17 January 2022
The European Banking Authority (EBA) published today a Discussion Paper on its preliminary observations on selected payment fraud data under the Payment Services Directive (PSD2), as reported by the industry for the years 2019 and 2020. This Paper presents the main findings related to three payment instruments: credit transfers, card-based payments and cash withdrawals and also outlines other patterns that appear to be inconclusive and that would benefit from comments and views from market stakeholders. The responses to the questions raised in the Discussion Paper will support the EBA, the European Central Bank (ECB) and national authorities in interpreting the fraud data that will be reported in future years.
The preliminary patterns suggest that the regulatory requirements developed in relation to payment security are having the desired effect. In almost all instances, the share of fraudulent payments in the total payment volume and value is significantly lower for transactions that are authenticated with strong customer authentication (SCA) than those that are not. The analysis also confirms that fraud is substantially higher for cross-border transactions with counterparts located outside the European Economic Area (EEA) than those conducted inside this area, which is a known pattern of payment fraud.

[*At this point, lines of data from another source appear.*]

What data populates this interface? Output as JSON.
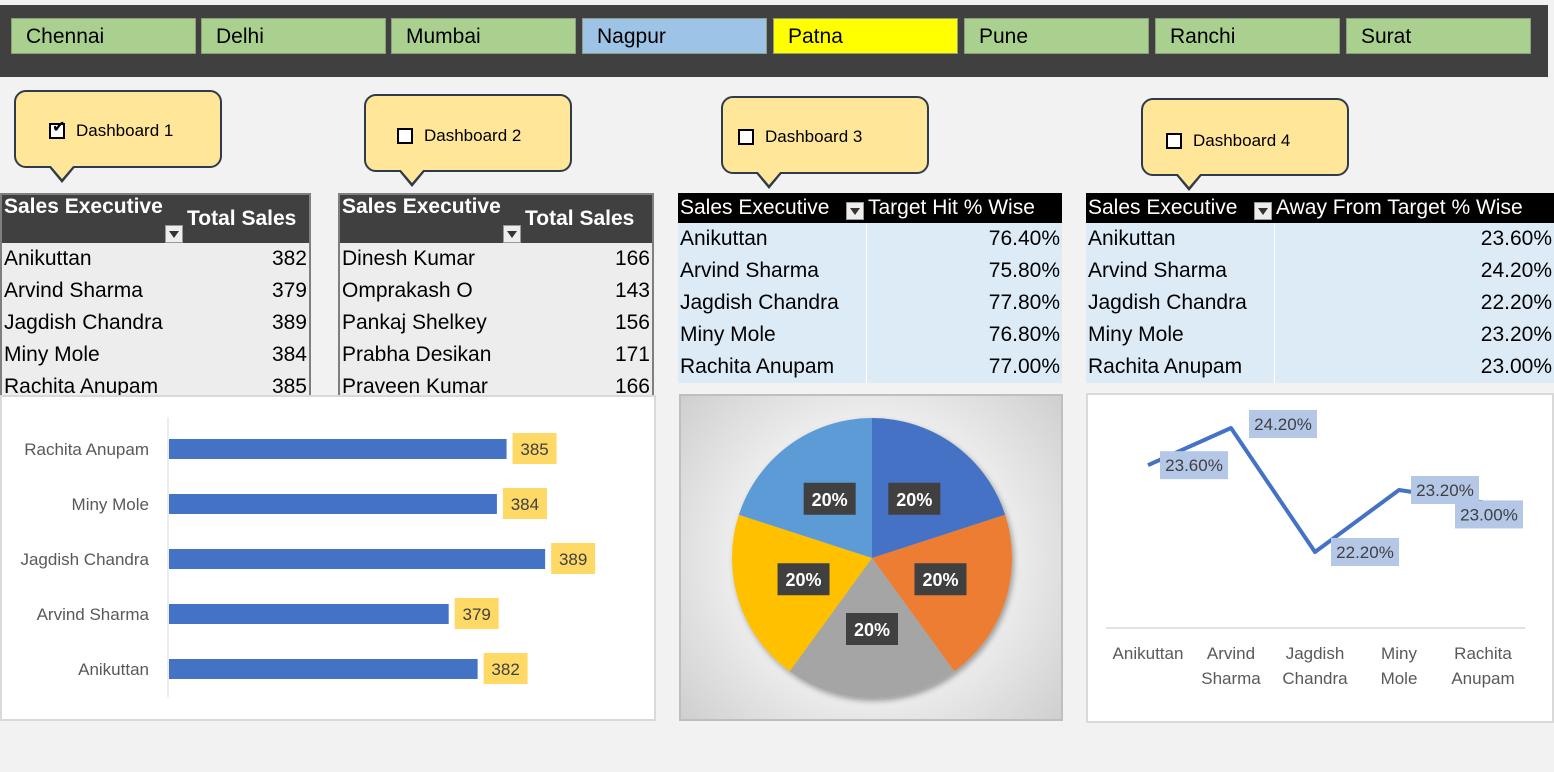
{
  "slicer": {
    "cities": [
      {
        "label": "Chennai",
        "color": "#a9d08e"
      },
      {
        "label": "Delhi",
        "color": "#a9d08e"
      },
      {
        "label": "Mumbai",
        "color": "#a9d08e"
      },
      {
        "label": "Nagpur",
        "color": "#9dc3e6"
      },
      {
        "label": "Patna",
        "color": "#ffff00"
      },
      {
        "label": "Pune",
        "color": "#a9d08e"
      },
      {
        "label": "Ranchi",
        "color": "#a9d08e"
      },
      {
        "label": "Surat",
        "color": "#a9d08e"
      }
    ]
  },
  "dashboards": [
    {
      "label": "Dashboard 1",
      "checked": true
    },
    {
      "label": "Dashboard 2",
      "checked": false
    },
    {
      "label": "Dashboard 3",
      "checked": false
    },
    {
      "label": "Dashboard 4",
      "checked": false
    }
  ],
  "table1": {
    "headers": [
      "Sales Executive",
      "Total Sales"
    ],
    "rows": [
      [
        "Anikuttan",
        "382"
      ],
      [
        "Arvind Sharma",
        "379"
      ],
      [
        "Jagdish Chandra",
        "389"
      ],
      [
        "Miny Mole",
        "384"
      ],
      [
        "Rachita Anupam",
        "385"
      ]
    ]
  },
  "table2": {
    "headers": [
      "Sales Executive",
      "Total Sales"
    ],
    "rows": [
      [
        "Dinesh Kumar",
        "166"
      ],
      [
        "Omprakash O",
        "143"
      ],
      [
        "Pankaj Shelkey",
        "156"
      ],
      [
        "Prabha Desikan",
        "171"
      ],
      [
        "Praveen Kumar",
        "166"
      ]
    ]
  },
  "table3": {
    "headers": [
      "Sales Executive",
      "Target Hit % Wise"
    ],
    "rows": [
      [
        "Anikuttan",
        "76.40%"
      ],
      [
        "Arvind Sharma",
        "75.80%"
      ],
      [
        "Jagdish Chandra",
        "77.80%"
      ],
      [
        "Miny Mole",
        "76.80%"
      ],
      [
        "Rachita Anupam",
        "77.00%"
      ]
    ]
  },
  "table4": {
    "headers": [
      "Sales Executive",
      "Away From Target % Wise"
    ],
    "rows": [
      [
        "Anikuttan",
        "23.60%"
      ],
      [
        "Arvind Sharma",
        "24.20%"
      ],
      [
        "Jagdish Chandra",
        "22.20%"
      ],
      [
        "Miny Mole",
        "23.20%"
      ],
      [
        "Rachita Anupam",
        "23.00%"
      ]
    ]
  },
  "chart_data": [
    {
      "type": "bar",
      "orientation": "horizontal",
      "categories": [
        "Rachita Anupam",
        "Miny Mole",
        "Jagdish Chandra",
        "Arvind Sharma",
        "Anikuttan"
      ],
      "values": [
        385,
        384,
        389,
        379,
        382
      ],
      "data_labels": [
        "385",
        "384",
        "389",
        "379",
        "382"
      ],
      "bar_color": "#4472c4",
      "label_bg": "#ffd966"
    },
    {
      "type": "pie",
      "slices": [
        {
          "value": 20,
          "label": "20%",
          "color": "#4472c4"
        },
        {
          "value": 20,
          "label": "20%",
          "color": "#ed7d31"
        },
        {
          "value": 20,
          "label": "20%",
          "color": "#a5a5a5"
        },
        {
          "value": 20,
          "label": "20%",
          "color": "#ffc000"
        },
        {
          "value": 20,
          "label": "20%",
          "color": "#5b9bd5"
        }
      ]
    },
    {
      "type": "line",
      "categories": [
        "Anikuttan",
        "Arvind Sharma",
        "Jagdish Chandra",
        "Miny Mole",
        "Rachita Anupam"
      ],
      "category_lines": [
        [
          "Anikuttan"
        ],
        [
          "Arvind",
          "Sharma"
        ],
        [
          "Jagdish",
          "Chandra"
        ],
        [
          "Miny",
          "Mole"
        ],
        [
          "Rachita",
          "Anupam"
        ]
      ],
      "values": [
        23.6,
        24.2,
        22.2,
        23.2,
        23.0
      ],
      "data_labels": [
        "23.60%",
        "24.20%",
        "22.20%",
        "23.20%",
        "23.00%"
      ],
      "line_color": "#4472c4",
      "label_bg": "#b4c7e7"
    }
  ]
}
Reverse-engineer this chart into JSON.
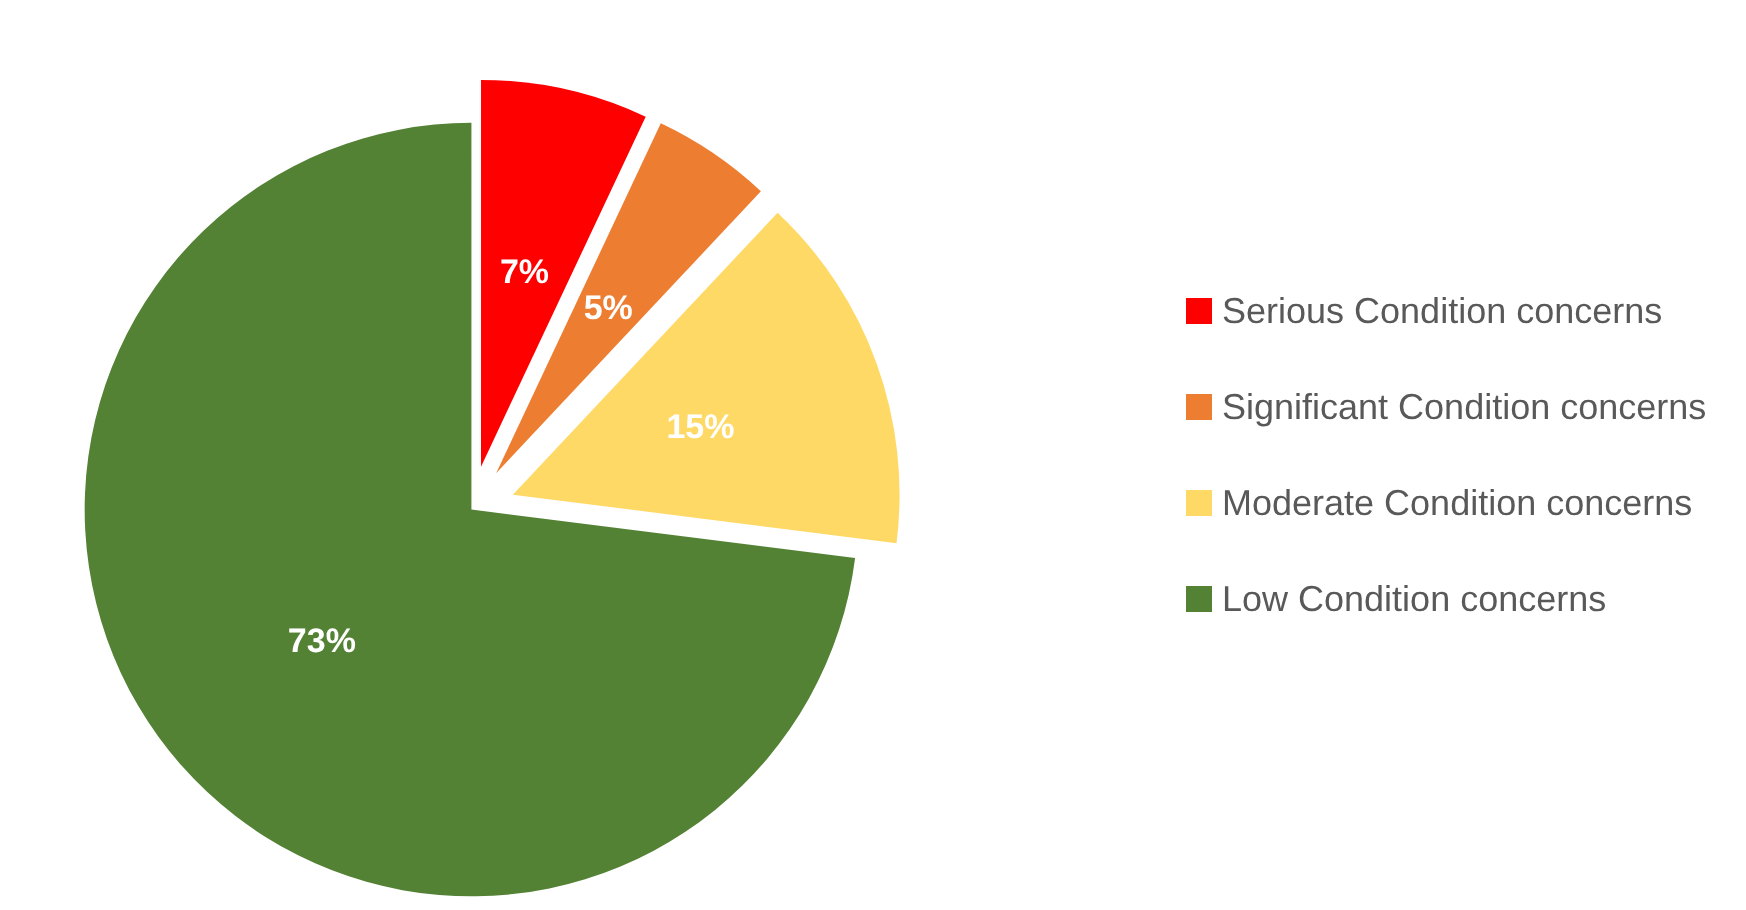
{
  "chart_data": {
    "type": "pie",
    "categories": [
      "Serious Condition concerns",
      "Significant Condition concerns",
      "Moderate Condition concerns",
      "Low Condition concerns"
    ],
    "values": [
      7,
      5,
      15,
      73
    ],
    "colors": [
      "#ff0000",
      "#ed7d31",
      "#ffd966",
      "#548235"
    ],
    "value_labels": [
      "7%",
      "5%",
      "15%",
      "73%"
    ],
    "legend": "right"
  }
}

Finally, while the quality and completeness of the reported fraud data has improved over the four half-yearly reporting periods in 2019 and 2020, the EBA identified several data limitations and, therefore, chose to focus its analysis on the highest quality data reported by the industry, and, therefore, the preliminary observations do not cover the entirety of the geographical scope of the EU nor all payment instruments.
Comments to this consultation can be sent to the EBA by clicking on the "send your comments" button on the consultation page. Please note that the deadline for the submission of comments is 19 April 2022. All received contributions will be published at the end of the consultation, unless requested otherwise.
Article 96(6) of the PSD2 requires the national competent authorities to provide the EBA and the ECB with statistical data on fraud relating to different means of payment that has been reported by the payment service providers. The EBA Guidelines EBA/GL/2018/05 on fraud reporting under PSD2, as revised in 2020, set out the semi-annual reporting requirements of such payment fraud data.